With much of its 2020 work curtailed due to restrictions brought about by the COVID-19 pandemic, the Guyana Food and Drug Analyst’s Department (GA-FDD) is looking to start for 2021 when it begins exploration and licensing manufacturers. throughout the country.
Under the Ministry of Health’s clarification, the GA-FDD is responsible for addressing safety and trade-related issues for food, drugs, cosmetics and medical devices, ensuring that items are safe and secure. passing quality checks to enter regional and international markets.
The department is responsible for overseeing such products manufactured in Guyana, as well as those imported into the country. Manufacturers and importers are required to be registered with the GA-FDD in order to obtain a license to operate; they are required to renew the license annually.
However, as with many organizations when Guyana’s COVID-19 pandemic struck in March 2020, measures implemented to curb the spread of the virus affected the department’s ability to carry out its functions.
“We were restricted last year due to movement restrictions, but now with the imminent arrival of the vaccine we planned our inspection activities. It affected the inspection and training aspects of the FDD. We were not able to go out and do many audits, such as certification of food storage bonds or manufacturing entities. So most of those licenses last year have been transferred to this year, ”explained Marlan Cole, Director of GA-FDD.
He added: “However, we would embark on an aggressive inspection and certification exercise to ensure that we complete our quota for the year, as some exporting countries require updated documentation. If you can’t do physical exams, they tell us that it can also be done. “
Cole noted that despite the limitations of the department brought about by COVID-19, the pandemic had brought the need for the department to be even more vigilant in some respects.
“Although we were not frontline workers, we were doing work that was critical and critical and very significant; we still had much to do in relation to coronavirus. The department was, for the most part, limited in our work; however, we had to increase before insulating consumers against sub-standard face masks and detergents, cleaning agents and illegal imports of rapid testing kits, ”Cole noted.

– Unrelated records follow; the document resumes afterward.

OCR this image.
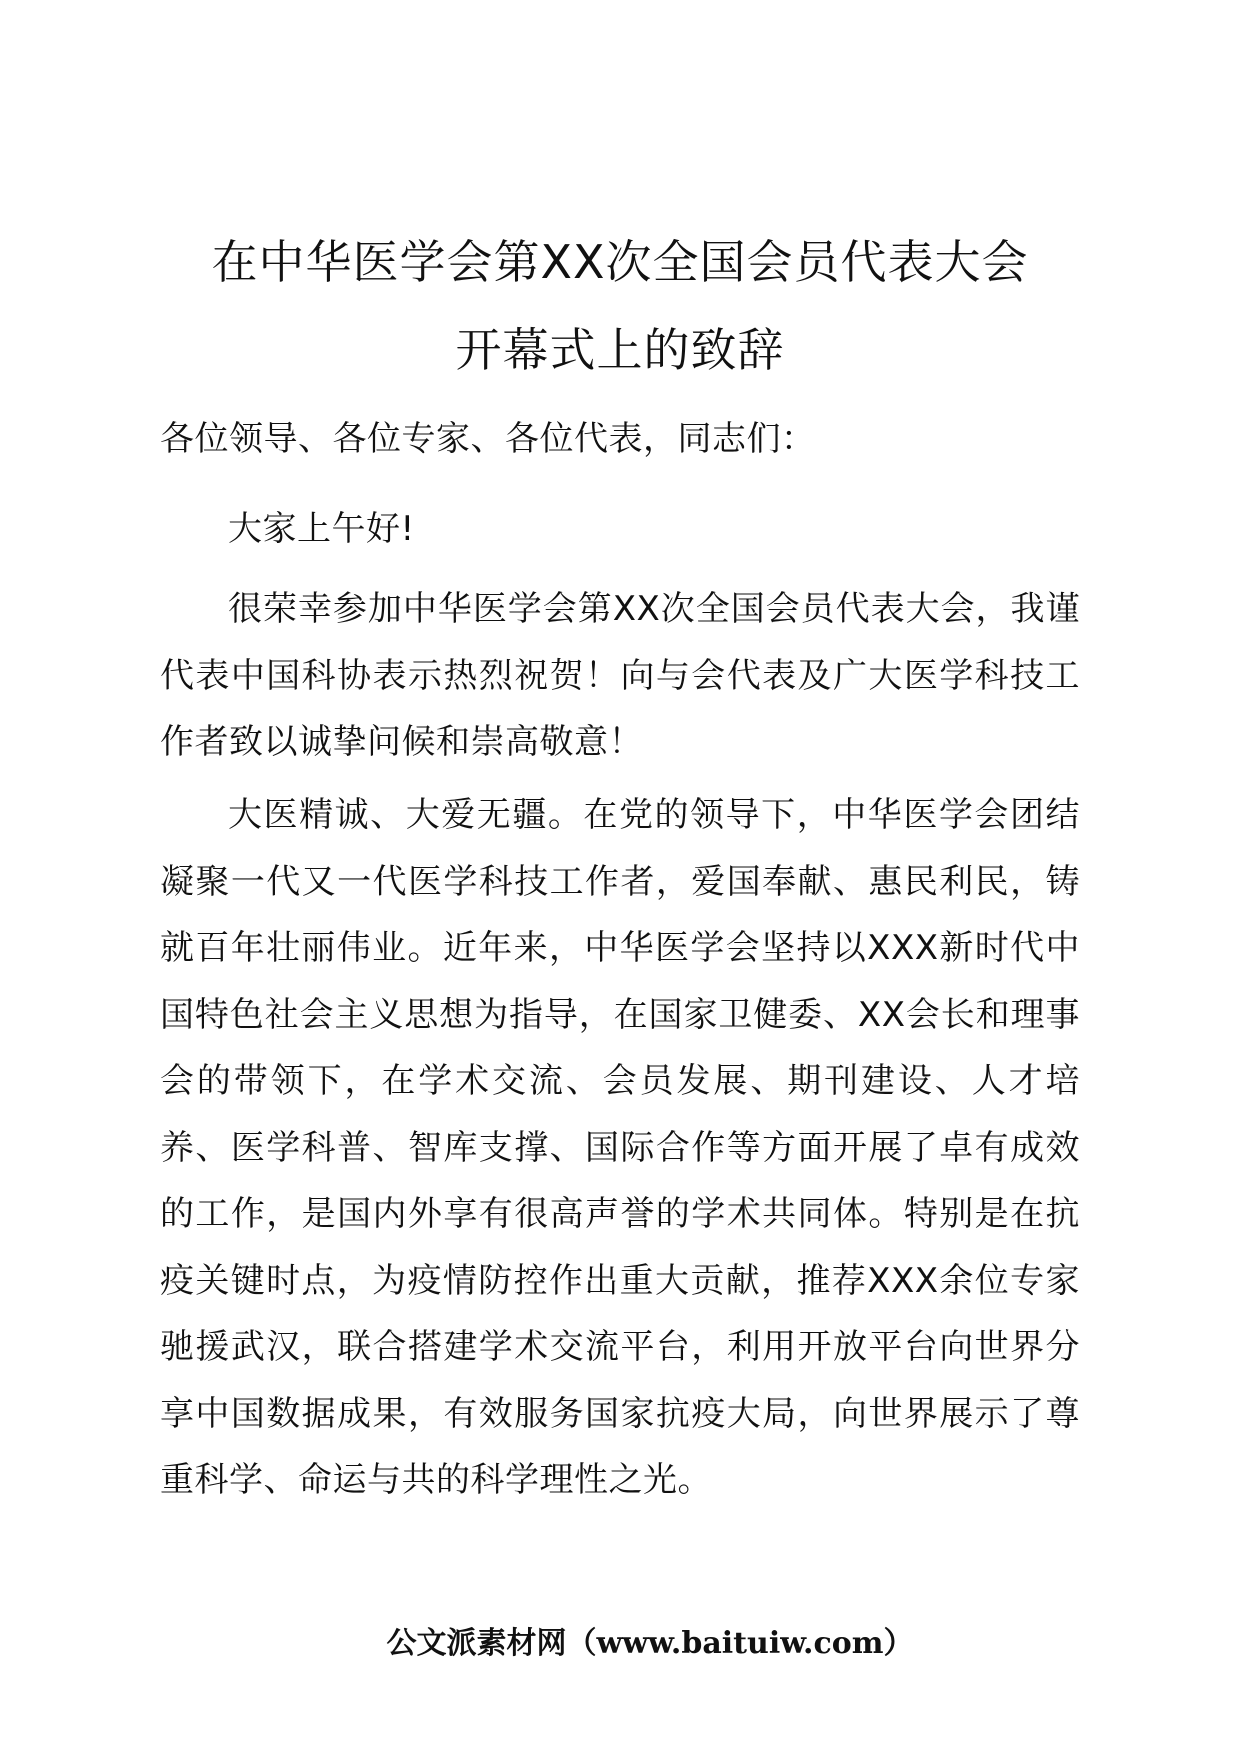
在中华医学会第XX次全国会员代表大会
开幕式上的致辞
各位领导、各位专家、各位代表，同志们：
大家上午好!
很荣幸参加中华医学会第XX次全国会员代表大会，我谨代表中国科协表示热烈祝贺！向与会代表及广大医学科技工作者致以诚挚问候和崇高敬意！
大医精诚、大爱无疆。在党的领导下，中华医学会团结凝聚一代又一代医学科技工作者，爱国奉献、惠民利民，铸就百年壮丽伟业。近年来，中华医学会坚持以XXX新时代中国特色社会主义思想为指导，在国家卫健委、XX会长和理事会的带领下，在学术交流、会员发展、期刊建设、人才培养、医学科普、智库支撑、国际合作等方面开展了卓有成效的工作，是国内外享有很高声誉的学术共同体。特别是在抗疫关键时点，为疫情防控作出重大贡献，推荐XXX余位专家驰援武汉，联合搭建学术交流平台，利用开放平台向世界分享中国数据成果，有效服务国家抗疫大局，向世界展示了尊重科学、命运与共的科学理性之光。
公文派素材网（www.baituiw.com）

One of the advised measures to prevent the spread of the COVID-19 virus was the use of alcohol-based hand sanitizers with an alcohol content of 60 percent or more, creating immediate huge demand for these products.
There was also a similar, huge demand for face masks, Lysol products and other antibacterial cleaning agents. Cole shared that the department had a vital role to play during the pandemic in ensuring that sanitary and other imported and manufactured products met the standards they were advertising.
“Coronavirus has allowed the department to be responsive. The hand sanitizer and alcohol-based sanitation agents had to be certified, tested and approved by the department, ”he explained.
“We had several coming out, Foam, a hygienist from Sterling and Environ, an alcohol-based detergent from DDL that had to be approved by the department and all the incoming imports had to do with agents sanitation and cleaning should be the subject of supervision. In addition, the face masks, we had to determine and ensure that those labeled as N95 were in fact N95, which would have been categorized as medical devices, ”he further contacted.